Development and Validation of a Stability Indicating HPLC Method for the Simultaneous Determination of Metformin, Hydrochlorothiazide and Acetylsalicylic Acid in an On-Demand Fixed-Dose Combination Dosage Form

The ever-growing novel on-demand dose combinations require innovative and resourceful analytical methods for the simultaneous assay of combined doses. A novel and efficient stability-indicating reversed-phase high performance liquid chromatographic method was developed and validated for the determination of metformin, hydrochlorothiazide and acetylsalicylic acid in a combination oral dosage form.

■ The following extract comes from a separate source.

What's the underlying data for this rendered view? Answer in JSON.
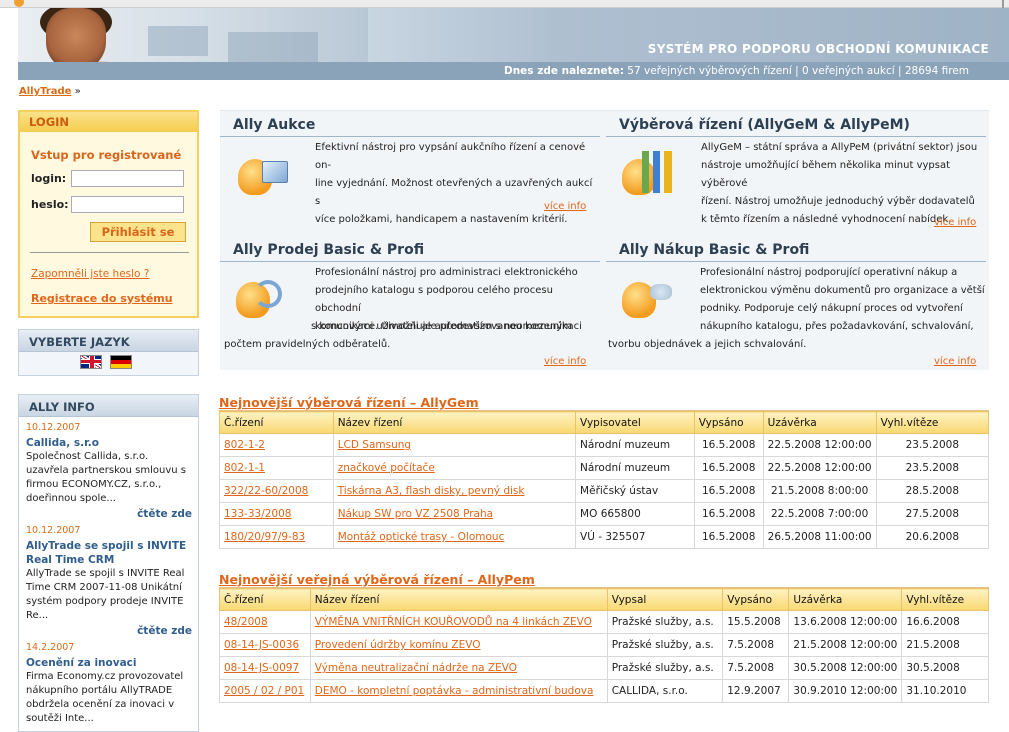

The method was developed by assessing the impact of ion-pairing reagent, chromatographic column and gradient elution and validated according to ICH (R1) Q2 guideline and following the acceptance criteria suggested from the FDA laboratory manual for method validation and verification. Forced degradation studies were performed by subjecting the standards and samples to hydrolysis (acid and base), oxidative and thermal stress conditions. The determination was achieved with a Waters Sunfire C18 (250 × 4.6 mm i.d., 5 µm) column at ambient temperature using 5 mM sodium dihydrogen phosphate and 10 mM pentane-1-sulphonic acid sodium salt buffer pH 3.0 (solution A) and acetonitrile (solution B) as mobile phases in gradient elution at a flow rate of 0.7 mL/min and UV detection at 260 nm. The linearity was proven for the three active pharmaceutical ingredients (APIs) over a concentration range of 995–3240 µg/mL ( r 2 = 0.9985), 50–160 µg/mL ( r 2 = 0.9993) and 120–380 µg/mL ( r 2 = 0.9997), respectively. The method was accurate within 5% of recovery, precise and reproducible with RSD below 2.0%. The robustness was achieved at recovery rate of 98.0 to 102.0%. The validated method is suitable for the quantitative analysis of bulk, stability, and oral dosage form. Furthermore, this work paves the way for providing a platform of robust analytical methods for the simultaneous assay of innovative on-demand new dose combinations.